Lorsqu’il y a transfert d’entreprise, les contrats de travail en cours subsistent entre le nouvel employeur et les salariés (C. trav., art. L. 1224-1). Un tel transfert des contrats peut-il advenir suite à une perte de marché et un simple changement de prestataire ? La Cour de cassation a d’abord considéré que le fait que la même activité se poursuive avec un autre prestataire ne suffisait pas à faire appliquer l’article L. 1224-1 (Cass. ass. plén., 15 nov. 1985, nos 82-40.301 et 82-41.510). Mais désormais, elle en admet l’application lorsque le changement de prestataire s'accompagne du transfert d'une entité économique autonome ayant conservé son identité et dont l'activité a été poursuivie ou reprise (Cass. soc., 15 janv. 2003, n° 00-46.416 ; Cass. soc., 17 janv. 2024, n° 22-11.037). Si la jurisprudence est aujourd’hui constante pour affirmer que « constitue une entité économique un ensemble organisé de personnes et d'éléments corporels ou incorporels permettant l'exercice d'une activité économique qui poursuit un objectif propre », il n’en reste pas moins que certains cas font encore débat, comme le démontre un arrêt publié du 31 janvier.

Transfert d’une entité autonome : la poursuite de la même activité avec les mêmes moyens suffit …

Dans notre arrêt, une société faisait travailler des manutentionnaires sur une plateforme logistique de La Poste en exécution d’un contrat de prestation de services de gestion de colis. Le contrat n’avait pas été reconduit et l’entreprise qui avait ensuite récupéré l'exploitation de la plateforme avait refusé de reprendre les contrats de travail de 14 salariés toujours affectés à l'exécution du marché.

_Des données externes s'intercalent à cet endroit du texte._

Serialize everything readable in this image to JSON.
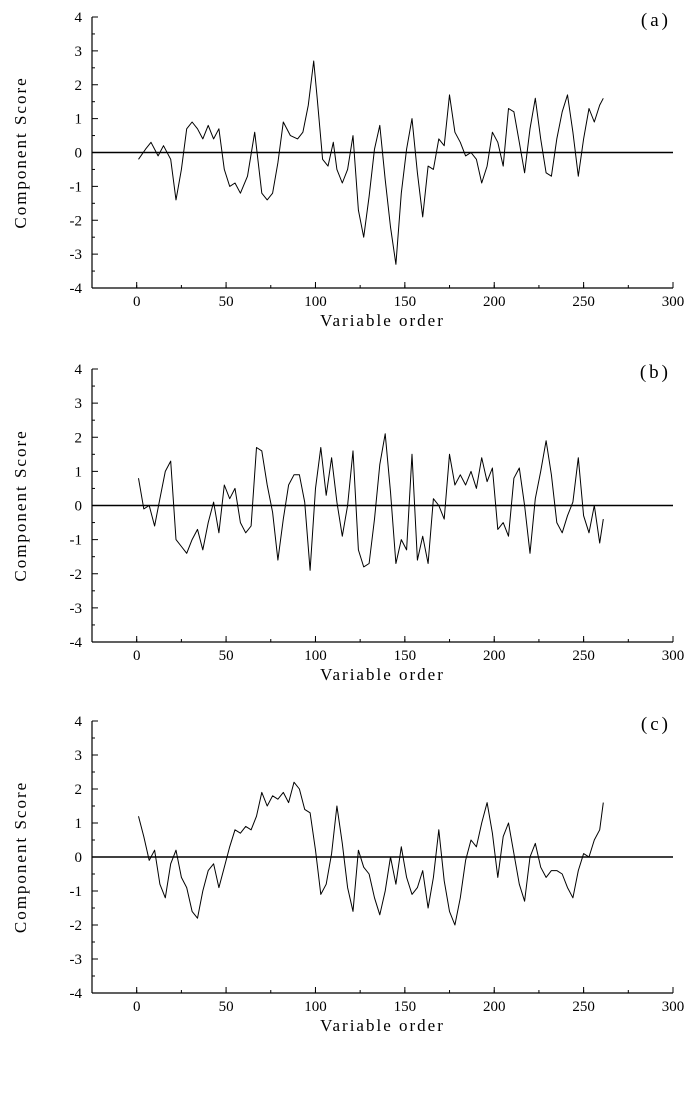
{
  "figure": {
    "panel_labels": [
      "(a)",
      "(b)",
      "(c)"
    ]
  },
  "chart_data": [
    {
      "type": "line",
      "panel_label": "(a)",
      "title": "",
      "xlabel": "Variable order",
      "ylabel": "Component Score",
      "xlim": [
        -25,
        300
      ],
      "ylim": [
        -4,
        4
      ],
      "xticks": [
        0,
        50,
        100,
        150,
        200,
        250,
        300
      ],
      "yticks": [
        -4,
        -3,
        -2,
        -1,
        0,
        1,
        2,
        3,
        4
      ],
      "baseline": 0,
      "grid": false,
      "x": [
        1,
        5,
        8,
        12,
        15,
        19,
        22,
        25,
        28,
        31,
        34,
        37,
        40,
        43,
        46,
        49,
        52,
        55,
        58,
        62,
        66,
        70,
        73,
        76,
        79,
        82,
        86,
        90,
        93,
        96,
        99,
        101,
        104,
        107,
        110,
        112,
        115,
        118,
        121,
        124,
        127,
        130,
        133,
        136,
        139,
        142,
        145,
        148,
        151,
        154,
        157,
        160,
        163,
        166,
        169,
        172,
        175,
        178,
        181,
        184,
        187,
        190,
        193,
        196,
        199,
        202,
        205,
        208,
        211,
        214,
        217,
        220,
        223,
        226,
        229,
        232,
        235,
        238,
        241,
        244,
        247,
        250,
        253,
        256,
        259,
        261
      ],
      "y": [
        -0.2,
        0.1,
        0.3,
        -0.1,
        0.2,
        -0.2,
        -1.4,
        -0.5,
        0.7,
        0.9,
        0.7,
        0.4,
        0.8,
        0.4,
        0.7,
        -0.5,
        -1.0,
        -0.9,
        -1.2,
        -0.7,
        0.6,
        -1.2,
        -1.4,
        -1.2,
        -0.3,
        0.9,
        0.5,
        0.4,
        0.6,
        1.4,
        2.7,
        1.6,
        -0.2,
        -0.4,
        0.3,
        -0.5,
        -0.9,
        -0.5,
        0.5,
        -1.7,
        -2.5,
        -1.3,
        0.1,
        0.8,
        -0.8,
        -2.2,
        -3.3,
        -1.2,
        0.1,
        1.0,
        -0.6,
        -1.9,
        -0.4,
        -0.5,
        0.4,
        0.2,
        1.7,
        0.6,
        0.3,
        -0.1,
        0.0,
        -0.2,
        -0.9,
        -0.4,
        0.6,
        0.3,
        -0.4,
        1.3,
        1.2,
        0.3,
        -0.6,
        0.7,
        1.6,
        0.4,
        -0.6,
        -0.7,
        0.4,
        1.2,
        1.7,
        0.6,
        -0.7,
        0.4,
        1.3,
        0.9,
        1.4,
        1.6
      ]
    },
    {
      "type": "line",
      "panel_label": "(b)",
      "title": "",
      "xlabel": "Variable order",
      "ylabel": "Component Score",
      "xlim": [
        -25,
        300
      ],
      "ylim": [
        -4,
        4
      ],
      "xticks": [
        0,
        50,
        100,
        150,
        200,
        250,
        300
      ],
      "yticks": [
        -4,
        -3,
        -2,
        -1,
        0,
        1,
        2,
        3,
        4
      ],
      "baseline": 0,
      "grid": false,
      "x": [
        1,
        4,
        7,
        10,
        13,
        16,
        19,
        22,
        25,
        28,
        31,
        34,
        37,
        40,
        43,
        46,
        49,
        52,
        55,
        58,
        61,
        64,
        67,
        70,
        73,
        76,
        79,
        82,
        85,
        88,
        91,
        94,
        97,
        100,
        103,
        106,
        109,
        112,
        115,
        118,
        121,
        124,
        127,
        130,
        133,
        136,
        139,
        142,
        145,
        148,
        151,
        154,
        157,
        160,
        163,
        166,
        169,
        172,
        175,
        178,
        181,
        184,
        187,
        190,
        193,
        196,
        199,
        202,
        205,
        208,
        211,
        214,
        217,
        220,
        223,
        226,
        229,
        232,
        235,
        238,
        241,
        244,
        247,
        250,
        253,
        256,
        259,
        261
      ],
      "y": [
        0.8,
        -0.1,
        0.0,
        -0.6,
        0.2,
        1.0,
        1.3,
        -1.0,
        -1.2,
        -1.4,
        -1.0,
        -0.7,
        -1.3,
        -0.5,
        0.1,
        -0.8,
        0.6,
        0.2,
        0.5,
        -0.5,
        -0.8,
        -0.6,
        1.7,
        1.6,
        0.6,
        -0.2,
        -1.6,
        -0.4,
        0.6,
        0.9,
        0.9,
        0.1,
        -1.9,
        0.5,
        1.7,
        0.3,
        1.4,
        0.1,
        -0.9,
        0.0,
        1.6,
        -1.3,
        -1.8,
        -1.7,
        -0.4,
        1.2,
        2.1,
        0.4,
        -1.7,
        -1.0,
        -1.3,
        1.5,
        -1.6,
        -0.9,
        -1.7,
        0.2,
        0.0,
        -0.4,
        1.5,
        0.6,
        0.9,
        0.6,
        1.0,
        0.5,
        1.4,
        0.7,
        1.1,
        -0.7,
        -0.5,
        -0.9,
        0.8,
        1.1,
        0.0,
        -1.4,
        0.2,
        1.0,
        1.9,
        0.9,
        -0.5,
        -0.8,
        -0.3,
        0.1,
        1.4,
        -0.3,
        -0.8,
        0.0,
        -1.1,
        -0.4
      ]
    },
    {
      "type": "line",
      "panel_label": "(c)",
      "title": "",
      "xlabel": "Variable order",
      "ylabel": "Component Score",
      "xlim": [
        -25,
        300
      ],
      "ylim": [
        -4,
        4
      ],
      "xticks": [
        0,
        50,
        100,
        150,
        200,
        250,
        300
      ],
      "yticks": [
        -4,
        -3,
        -2,
        -1,
        0,
        1,
        2,
        3,
        4
      ],
      "baseline": 0,
      "grid": false,
      "x": [
        1,
        4,
        7,
        10,
        13,
        16,
        19,
        22,
        25,
        28,
        31,
        34,
        37,
        40,
        43,
        46,
        49,
        52,
        55,
        58,
        61,
        64,
        67,
        70,
        73,
        76,
        79,
        82,
        85,
        88,
        91,
        94,
        97,
        100,
        103,
        106,
        109,
        112,
        115,
        118,
        121,
        124,
        127,
        130,
        133,
        136,
        139,
        142,
        145,
        148,
        151,
        154,
        157,
        160,
        163,
        166,
        169,
        172,
        175,
        178,
        181,
        184,
        187,
        190,
        193,
        196,
        199,
        202,
        205,
        208,
        211,
        214,
        217,
        220,
        223,
        226,
        229,
        232,
        235,
        238,
        241,
        244,
        247,
        250,
        253,
        256,
        259,
        261
      ],
      "y": [
        1.2,
        0.6,
        -0.1,
        0.2,
        -0.8,
        -1.2,
        -0.2,
        0.2,
        -0.6,
        -0.9,
        -1.6,
        -1.8,
        -1.0,
        -0.4,
        -0.2,
        -0.9,
        -0.3,
        0.3,
        0.8,
        0.7,
        0.9,
        0.8,
        1.2,
        1.9,
        1.5,
        1.8,
        1.7,
        1.9,
        1.6,
        2.2,
        2.0,
        1.4,
        1.3,
        0.2,
        -1.1,
        -0.8,
        0.1,
        1.5,
        0.4,
        -0.9,
        -1.6,
        0.2,
        -0.3,
        -0.5,
        -1.2,
        -1.7,
        -1.0,
        0.0,
        -0.8,
        0.3,
        -0.6,
        -1.1,
        -0.9,
        -0.4,
        -1.5,
        -0.6,
        0.8,
        -0.7,
        -1.6,
        -2.0,
        -1.2,
        -0.1,
        0.5,
        0.3,
        1.0,
        1.6,
        0.7,
        -0.6,
        0.6,
        1.0,
        0.1,
        -0.8,
        -1.3,
        0.0,
        0.4,
        -0.3,
        -0.6,
        -0.4,
        -0.4,
        -0.5,
        -0.9,
        -1.2,
        -0.4,
        0.1,
        0.0,
        0.5,
        0.8,
        1.6
      ]
    }
  ]
}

La société sortante reprochait à la cour d’appel d’avoir jugé qu'elle était restée l'employeur des salariés faute de transfert des contrats de travail. Pour elle, il y avait eu transfert d’une entité économique autonome et, par conséquent, desdits contrats. Elle soutenait en effet que l’activité transférée « poursuivait un objectif propre, distinct de l'activité du client, et que l'autonomie de l'entité était établie tant par la différenciation de cette activité des autres activités du client en termes de locaux et d'horaires que par l'existence de moyens matériels et d'un personnel spécifiquement affecté et formé à cette activité ».

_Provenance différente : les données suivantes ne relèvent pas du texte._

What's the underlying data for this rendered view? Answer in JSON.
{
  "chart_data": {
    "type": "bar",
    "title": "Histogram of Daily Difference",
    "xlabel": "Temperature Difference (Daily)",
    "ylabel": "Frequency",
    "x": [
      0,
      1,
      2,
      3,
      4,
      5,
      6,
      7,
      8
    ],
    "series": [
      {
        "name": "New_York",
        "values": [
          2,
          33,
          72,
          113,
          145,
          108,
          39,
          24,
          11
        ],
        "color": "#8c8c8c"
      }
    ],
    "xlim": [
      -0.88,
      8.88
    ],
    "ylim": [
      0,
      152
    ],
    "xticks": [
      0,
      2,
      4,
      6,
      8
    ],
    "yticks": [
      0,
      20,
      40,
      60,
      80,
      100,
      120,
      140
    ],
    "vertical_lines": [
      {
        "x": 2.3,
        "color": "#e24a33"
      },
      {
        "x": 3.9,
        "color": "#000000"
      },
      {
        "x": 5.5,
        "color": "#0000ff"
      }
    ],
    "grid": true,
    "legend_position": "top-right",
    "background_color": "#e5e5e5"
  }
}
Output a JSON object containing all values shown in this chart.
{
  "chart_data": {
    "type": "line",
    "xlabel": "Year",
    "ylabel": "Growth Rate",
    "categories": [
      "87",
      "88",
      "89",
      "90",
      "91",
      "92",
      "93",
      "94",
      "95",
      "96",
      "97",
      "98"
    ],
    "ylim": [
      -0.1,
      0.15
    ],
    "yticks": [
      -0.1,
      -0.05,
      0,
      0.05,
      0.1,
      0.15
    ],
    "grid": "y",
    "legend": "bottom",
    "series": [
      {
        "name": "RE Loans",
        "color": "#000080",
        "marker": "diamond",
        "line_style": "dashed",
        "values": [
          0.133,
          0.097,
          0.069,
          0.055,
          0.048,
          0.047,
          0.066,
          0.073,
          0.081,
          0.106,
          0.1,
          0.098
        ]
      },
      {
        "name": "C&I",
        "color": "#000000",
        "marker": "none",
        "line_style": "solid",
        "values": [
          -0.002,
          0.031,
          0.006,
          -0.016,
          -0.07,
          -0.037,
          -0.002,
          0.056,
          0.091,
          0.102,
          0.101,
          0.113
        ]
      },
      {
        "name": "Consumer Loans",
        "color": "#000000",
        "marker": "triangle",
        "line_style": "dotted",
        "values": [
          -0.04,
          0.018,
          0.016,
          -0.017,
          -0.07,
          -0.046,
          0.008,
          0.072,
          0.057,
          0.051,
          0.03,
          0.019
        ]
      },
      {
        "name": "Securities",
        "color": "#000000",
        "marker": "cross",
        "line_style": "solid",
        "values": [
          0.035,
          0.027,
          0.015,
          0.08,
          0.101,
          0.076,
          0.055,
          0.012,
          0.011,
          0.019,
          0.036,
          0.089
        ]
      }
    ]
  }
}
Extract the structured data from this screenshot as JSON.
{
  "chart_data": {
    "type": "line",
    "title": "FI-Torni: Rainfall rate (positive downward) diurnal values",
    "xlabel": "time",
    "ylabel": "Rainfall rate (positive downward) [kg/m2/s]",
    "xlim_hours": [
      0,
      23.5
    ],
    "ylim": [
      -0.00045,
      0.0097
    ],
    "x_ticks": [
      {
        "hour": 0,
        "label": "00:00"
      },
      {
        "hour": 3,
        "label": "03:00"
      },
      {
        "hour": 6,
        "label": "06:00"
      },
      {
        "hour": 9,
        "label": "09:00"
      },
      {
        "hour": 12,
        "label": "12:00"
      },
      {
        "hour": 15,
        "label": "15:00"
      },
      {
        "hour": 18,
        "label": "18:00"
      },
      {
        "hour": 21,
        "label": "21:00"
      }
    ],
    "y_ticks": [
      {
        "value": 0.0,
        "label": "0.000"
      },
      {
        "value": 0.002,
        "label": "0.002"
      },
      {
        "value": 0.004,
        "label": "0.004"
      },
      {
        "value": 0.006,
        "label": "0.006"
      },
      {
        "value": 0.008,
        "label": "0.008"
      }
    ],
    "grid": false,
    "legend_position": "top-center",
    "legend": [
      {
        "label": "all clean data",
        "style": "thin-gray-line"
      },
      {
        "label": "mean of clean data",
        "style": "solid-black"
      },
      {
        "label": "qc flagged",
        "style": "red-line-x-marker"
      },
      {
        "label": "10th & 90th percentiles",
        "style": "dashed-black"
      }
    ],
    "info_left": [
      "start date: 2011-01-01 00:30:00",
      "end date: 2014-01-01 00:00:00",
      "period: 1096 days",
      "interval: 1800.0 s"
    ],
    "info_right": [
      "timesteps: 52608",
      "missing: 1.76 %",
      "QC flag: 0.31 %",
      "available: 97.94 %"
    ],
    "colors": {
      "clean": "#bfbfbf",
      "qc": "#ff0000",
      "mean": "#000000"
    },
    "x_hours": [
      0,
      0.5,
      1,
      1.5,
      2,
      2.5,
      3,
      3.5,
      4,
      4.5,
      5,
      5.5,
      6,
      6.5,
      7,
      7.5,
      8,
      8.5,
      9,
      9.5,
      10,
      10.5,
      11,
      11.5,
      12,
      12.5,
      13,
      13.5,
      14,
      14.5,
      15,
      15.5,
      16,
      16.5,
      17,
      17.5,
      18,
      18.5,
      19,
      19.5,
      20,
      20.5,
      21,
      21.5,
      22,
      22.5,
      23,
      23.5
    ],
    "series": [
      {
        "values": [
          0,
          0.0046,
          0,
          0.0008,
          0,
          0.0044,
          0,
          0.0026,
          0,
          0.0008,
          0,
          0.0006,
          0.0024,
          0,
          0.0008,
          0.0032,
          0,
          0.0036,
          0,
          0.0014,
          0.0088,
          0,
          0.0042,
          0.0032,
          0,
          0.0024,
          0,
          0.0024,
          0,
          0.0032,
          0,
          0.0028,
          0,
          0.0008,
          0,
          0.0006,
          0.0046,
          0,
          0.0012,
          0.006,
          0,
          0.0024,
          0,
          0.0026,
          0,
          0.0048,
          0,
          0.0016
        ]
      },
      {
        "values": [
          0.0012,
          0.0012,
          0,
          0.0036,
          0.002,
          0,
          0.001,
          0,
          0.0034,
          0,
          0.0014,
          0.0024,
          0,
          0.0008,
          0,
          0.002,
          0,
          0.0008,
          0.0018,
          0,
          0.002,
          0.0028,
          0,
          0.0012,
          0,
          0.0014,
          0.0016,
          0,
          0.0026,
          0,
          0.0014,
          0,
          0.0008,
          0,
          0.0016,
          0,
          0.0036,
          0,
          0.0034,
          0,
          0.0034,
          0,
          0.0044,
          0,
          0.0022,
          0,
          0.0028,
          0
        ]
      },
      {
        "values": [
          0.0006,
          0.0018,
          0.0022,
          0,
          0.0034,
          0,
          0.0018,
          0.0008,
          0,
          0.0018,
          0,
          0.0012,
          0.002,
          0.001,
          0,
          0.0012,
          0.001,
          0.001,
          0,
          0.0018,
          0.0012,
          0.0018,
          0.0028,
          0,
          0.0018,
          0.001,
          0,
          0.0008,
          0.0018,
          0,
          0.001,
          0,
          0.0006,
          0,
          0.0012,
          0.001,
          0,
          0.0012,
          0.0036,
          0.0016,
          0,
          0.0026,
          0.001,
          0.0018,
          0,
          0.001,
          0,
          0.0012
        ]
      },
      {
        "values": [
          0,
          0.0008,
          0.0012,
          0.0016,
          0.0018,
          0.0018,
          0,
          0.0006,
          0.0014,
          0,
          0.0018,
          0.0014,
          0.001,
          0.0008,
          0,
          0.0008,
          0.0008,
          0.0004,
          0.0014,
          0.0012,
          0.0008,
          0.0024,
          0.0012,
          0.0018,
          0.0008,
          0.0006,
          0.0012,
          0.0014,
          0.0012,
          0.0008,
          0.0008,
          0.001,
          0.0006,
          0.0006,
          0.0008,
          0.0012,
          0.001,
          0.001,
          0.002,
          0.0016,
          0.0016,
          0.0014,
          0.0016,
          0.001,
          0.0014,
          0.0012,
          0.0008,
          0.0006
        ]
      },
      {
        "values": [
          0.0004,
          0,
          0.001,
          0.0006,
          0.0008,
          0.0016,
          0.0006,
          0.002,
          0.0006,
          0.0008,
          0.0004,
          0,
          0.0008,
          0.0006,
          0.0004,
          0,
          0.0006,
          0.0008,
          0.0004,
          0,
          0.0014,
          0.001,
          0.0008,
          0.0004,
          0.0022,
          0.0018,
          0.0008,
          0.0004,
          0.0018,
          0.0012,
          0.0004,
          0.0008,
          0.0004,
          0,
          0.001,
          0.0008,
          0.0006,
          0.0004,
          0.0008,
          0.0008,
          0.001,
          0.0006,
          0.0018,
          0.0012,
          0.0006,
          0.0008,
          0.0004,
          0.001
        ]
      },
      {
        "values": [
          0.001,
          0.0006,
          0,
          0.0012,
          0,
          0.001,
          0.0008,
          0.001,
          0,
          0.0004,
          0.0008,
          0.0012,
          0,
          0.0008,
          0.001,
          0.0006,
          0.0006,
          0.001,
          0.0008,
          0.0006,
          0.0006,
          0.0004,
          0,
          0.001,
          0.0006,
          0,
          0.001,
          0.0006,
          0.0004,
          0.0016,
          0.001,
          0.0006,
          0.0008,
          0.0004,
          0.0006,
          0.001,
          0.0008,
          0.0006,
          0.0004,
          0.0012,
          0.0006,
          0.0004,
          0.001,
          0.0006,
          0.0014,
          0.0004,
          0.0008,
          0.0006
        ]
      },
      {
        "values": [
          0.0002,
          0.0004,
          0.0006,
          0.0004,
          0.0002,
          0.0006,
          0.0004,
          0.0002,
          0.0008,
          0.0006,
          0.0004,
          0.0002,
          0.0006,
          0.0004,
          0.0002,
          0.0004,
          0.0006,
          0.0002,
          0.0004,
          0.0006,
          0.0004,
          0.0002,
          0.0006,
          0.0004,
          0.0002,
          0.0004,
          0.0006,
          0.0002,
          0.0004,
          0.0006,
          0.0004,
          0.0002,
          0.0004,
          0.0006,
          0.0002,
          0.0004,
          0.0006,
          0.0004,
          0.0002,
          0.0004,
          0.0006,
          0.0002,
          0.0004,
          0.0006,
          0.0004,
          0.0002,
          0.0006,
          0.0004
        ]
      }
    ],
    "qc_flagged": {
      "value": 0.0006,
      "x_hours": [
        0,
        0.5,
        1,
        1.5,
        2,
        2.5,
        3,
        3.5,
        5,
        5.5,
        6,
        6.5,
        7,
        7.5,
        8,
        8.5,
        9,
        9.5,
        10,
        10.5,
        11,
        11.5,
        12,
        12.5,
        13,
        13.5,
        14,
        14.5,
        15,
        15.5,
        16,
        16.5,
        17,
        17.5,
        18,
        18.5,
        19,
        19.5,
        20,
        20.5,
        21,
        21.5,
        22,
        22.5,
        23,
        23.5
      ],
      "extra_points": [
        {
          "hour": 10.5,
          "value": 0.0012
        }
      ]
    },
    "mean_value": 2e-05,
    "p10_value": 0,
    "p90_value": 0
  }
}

La Cour de cassation fait droit à cet argumentaire et censure l’arrêt d’appel au motif que la société entrante avait bien repris le marché de prestations logistiques et poursuivi, dans les mêmes locaux et avec les mêmes équipements, la même activité à laquelle étaient affectés les 14 salariés, de sorte qu'il y avait bien eu transfert d'éléments corporels et incorporels significatifs nécessaires à l'exploitation. L’application de l’article L. 1224-1 n’avait donc pas à être écartée et les contrats de travail auraient dû être transférés au prestataire entrant.

… la reprise du personnel d’encadrement n’étant qu’un simple indice

Si le point précédent relève d’une interprétation somme toute classique, tout le litige portait sur la non-reprise par le nouveau prestataire du personnel d’encadrement. Pour les juges du fond, la qualification d’entité économique autonome devait être exclue précisément car parmi les salariés repris on ne trouvait que des ouvriers mais aucun personnel identifié comme personnel d'encadrement, les 2 salariés encadrant l'activité n’ayant pas continué à travailler avec le nouveau prestataire. Tous les salariés restant avaient une classification correspond à l'échelon le plus bas de la convention collective et rien ne démontrait qu’ils s'étaient vu confier, même par intérim, des fonctions d'encadrement. La cour d’appel en déduisait qu'en l'absence totale d'équipe d'encadrement et, de fait, de moyens nécessaires à l'exploitation de l'entité transférée, il ne pouvait être considéré que cette dernière constituait un ensemble organisé de personnes et d'éléments corporels ou incorporels poursuivant un objectif économique propre, et donc une entité économique autonome entrant dans le champ de l’article L. 1224-1.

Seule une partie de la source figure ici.